Vs The Natural Disasters (Superstars Taping 7/20/92)
This is a title change. A team like Money Inc as champions, because of their act and the way they wrestle, will always have some buy-in when there's a possibility of them losing. I think the heat here is a bit lackluster, mostly because I don't think either IRS or Dibiase do enough real cheating to make them dominating Earthquake for any amount of time seem believable. The finish is typical slip-on-a-banana-peel heel stuff, but the crowd goes nuts seeing Money Inc lose.
Vs El Matador & Virgil (Prime Time Wrestling 9/28/92)
This was good. I think a lot of that is on Tito, who is certainly past his prime here, but was still a great seller and could still get sympathy from the crowd. Tito can build to the tag with Virgil, which has its own history in this match, and everything works. This is the sort of match that just works. Money Inc are very specific sorts of heels, against a face team that is purpose-made to be a great fit, and they do everything you would expect to make the match perfectly fine.
Vs The Beverly Brothers (Raw 4/12/93)
This is a heel vs heel match with no real build, so we're sort of already working uphill from the jump. There's nothing offensive here, which is about what you'd expect from Money Inc, but I would say that the Beverlys are the better team here, at least the more impressive and interesting of the two. Those are never going to be the words you use to describe Money Inc, and that's their role, so it's not a bad thing, but it isn't the sort of thing that is ever going to make for great matches.
Vs The Steiner Brothers (Superstars 7/17/1993)
This is an interesting match. We're in the early part of this feud, and here we get a false title change. It is, again, pretty good, but nothing to write home about.
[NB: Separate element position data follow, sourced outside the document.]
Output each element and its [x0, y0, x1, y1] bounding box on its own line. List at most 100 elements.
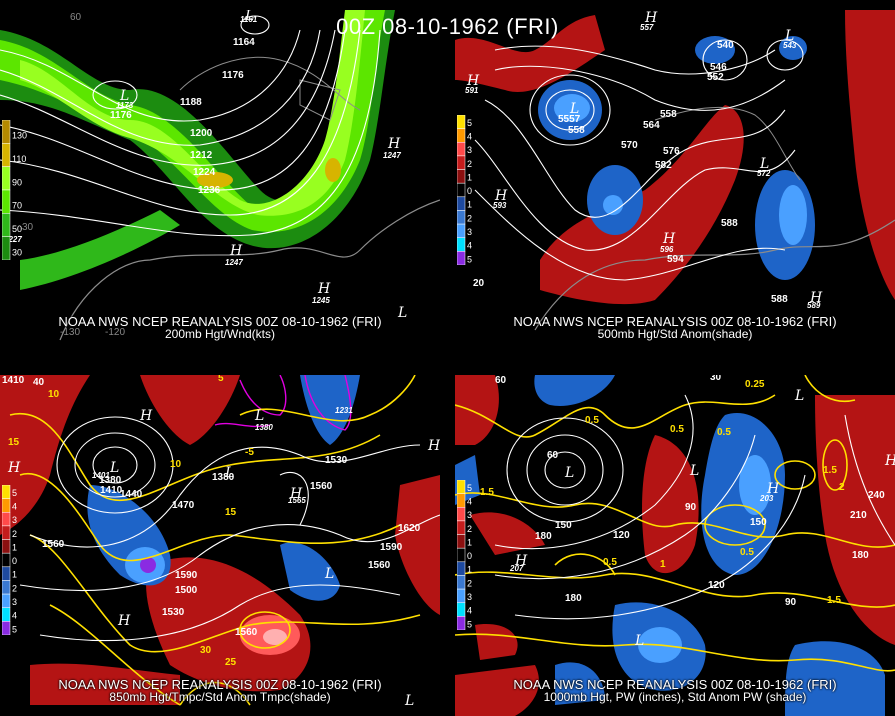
legend-swatch	[2, 552, 11, 568]
legend-label: 1	[467, 200, 472, 210]
legend-label: 1	[12, 570, 17, 580]
legend-swatch	[457, 182, 466, 198]
low-marker: L	[794, 388, 804, 404]
contour-label: 1410	[2, 375, 25, 386]
contour-label: 594	[667, 254, 684, 265]
high-marker: H	[766, 481, 780, 497]
contour-label: 1530	[162, 607, 185, 618]
contour-label: 1410	[100, 485, 123, 496]
contour-label: 588	[721, 218, 738, 229]
contour-label: 1560	[42, 539, 65, 550]
legend-label: 5	[12, 624, 17, 634]
caption-line2: 200mb Hgt/Wnd(kts)	[164, 327, 276, 341]
contour-label: 15	[8, 437, 20, 448]
low-marker: L	[109, 460, 119, 476]
contour-label: 2	[839, 482, 845, 493]
high-marker: H	[139, 408, 153, 424]
legend-label: 5	[467, 483, 472, 493]
legend-swatch	[2, 525, 11, 540]
caption-line1: NOAA NWS NCEP REANALYSIS 00Z 08-10-1962 …	[513, 314, 837, 329]
contour-label: 1224	[193, 167, 216, 178]
contour-label: 1620	[398, 523, 421, 534]
contour-label: 1565	[288, 496, 306, 505]
legend-label: 3	[467, 145, 472, 155]
legend-label: 110	[12, 154, 26, 164]
contour-label: 1164	[233, 37, 255, 48]
lon-label: -120	[105, 327, 125, 338]
legend-850mb: 5 4 3 2 1 0 1 2 3 4 5	[2, 485, 17, 635]
low-marker: L	[119, 88, 129, 104]
contour-label: 1212	[190, 150, 213, 161]
contour-label: 564	[643, 120, 660, 131]
low-marker: L	[759, 156, 769, 172]
contour-label: 1.5	[480, 487, 494, 498]
legend-swatch	[457, 616, 466, 630]
high-marker: H	[229, 243, 243, 259]
panel-850mb: 1410 40 10 15 1401 1380 1410 1440 1470 1…	[0, 375, 440, 716]
legend-label: 4	[12, 611, 17, 621]
legend-swatch	[457, 251, 466, 265]
legend-label: 2	[12, 583, 17, 593]
legend-swatch	[457, 507, 466, 522]
contour-label: 1	[660, 559, 666, 570]
contour-label: 10	[48, 389, 60, 400]
contour-label: 1176	[222, 70, 244, 81]
caption-line1: NOAA NWS NCEP REANALYSIS 00Z 08-10-1962 …	[513, 677, 837, 692]
contour-label: 1380	[255, 423, 273, 432]
panel-1000mb: 60 30 0.25 1.5 0.5 0.5 60 90 120 150 180…	[455, 375, 895, 716]
panel-caption: NOAA NWS NCEP REANALYSIS 00Z 08-10-1962 …	[0, 678, 440, 704]
contour-label: 1236	[198, 185, 221, 196]
contour-label: 203	[759, 494, 774, 503]
contour-label: 1500	[175, 585, 198, 596]
panel-850mb-map: 1410 40 10 15 1401 1380 1410 1440 1470 1…	[0, 375, 440, 709]
legend-label: 4	[467, 497, 472, 507]
contour-label: 10	[170, 459, 182, 470]
high-marker: H	[7, 460, 21, 476]
high-marker: H	[644, 10, 658, 26]
legend-label: 5	[467, 619, 472, 629]
legend-label: 30	[12, 247, 22, 257]
low-marker: L	[324, 566, 334, 582]
legend-swatch	[457, 223, 466, 238]
contour-label: 1161	[240, 15, 258, 24]
legend-label: 1	[467, 172, 472, 182]
legend-label: 3	[467, 227, 472, 237]
panel-500mb-map: 557 540 546 552 543 591 5557 558 558 564…	[455, 10, 895, 331]
lat-label: 30	[22, 222, 34, 233]
legend-swatch	[2, 607, 11, 622]
contour-label: 589	[807, 301, 821, 310]
legend-label: 3	[467, 510, 472, 520]
legend-label: 3	[467, 592, 472, 602]
legend-1000mb: 5 4 3 2 1 0 1 2 3 4 5	[457, 480, 472, 630]
high-marker: H	[809, 290, 823, 306]
contour-label: 120	[613, 530, 630, 541]
contour-label: 572	[757, 169, 771, 178]
legend-swatch	[457, 561, 466, 576]
panel-200mb: -130 -120 60 30 1164 1176 1176 1188 1200…	[0, 10, 440, 342]
contour-label: 1560	[310, 481, 333, 492]
contour-label: 5	[218, 375, 224, 384]
legend-label: 3	[12, 597, 17, 607]
legend-label: 2	[467, 213, 472, 223]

I keep saying something along these lines, but Money Inc's role is be disliked, to fill up minutes of TV, and to make the face teams look good. They do all of that here. At one point, Rick Steiner is just punching Dibiase in the head a bunch, and the finish is really pretty strong.
Vs The Steiner Brothers (SummerSlam Spectacular 1993)
I would say that this is the match you would point to if you were making a case for Money Inc. Going through these matches, I might say it's actually the Virgil/Tito match, but this match has pretty much always had some hype behind it. There are a whole lot of opinions about cage matches, and I mostly don't care. I don't think they have to have blood; in fact, I think that's just a lazy criticism. People fight in cages every weekend, and most don't bleed. I think escape-the-cage matches are perfectly fine too; they can be done right and they can fail, like anything else. I actually think tag-team escape-the-cage is a pretty great match format. It's got a built-in dilemma where escaping the cage is good, but it leaves your partner in there by themselves, which is certainly a bad situation for them. IRS and Rick Steiner both come back into the cage at different parts to prevent that in this match. The thing with this match is, other than telling that story, a story almost inherent to this kind of match, I don't think they do much else of note. The finish is clever, but the story does a lot, it really is all you need, and again, that's Money Inc's MO, but it pretty much always leads to nothing ever standing out too much.
Verdict
I'm not saying that I'm sold on Money Inc, but I have a greater appreciation for them than I did before. Are they a Top 25 team? No, I can't imagine that. Top 50? Highly unlikely. Top 100? Possibly.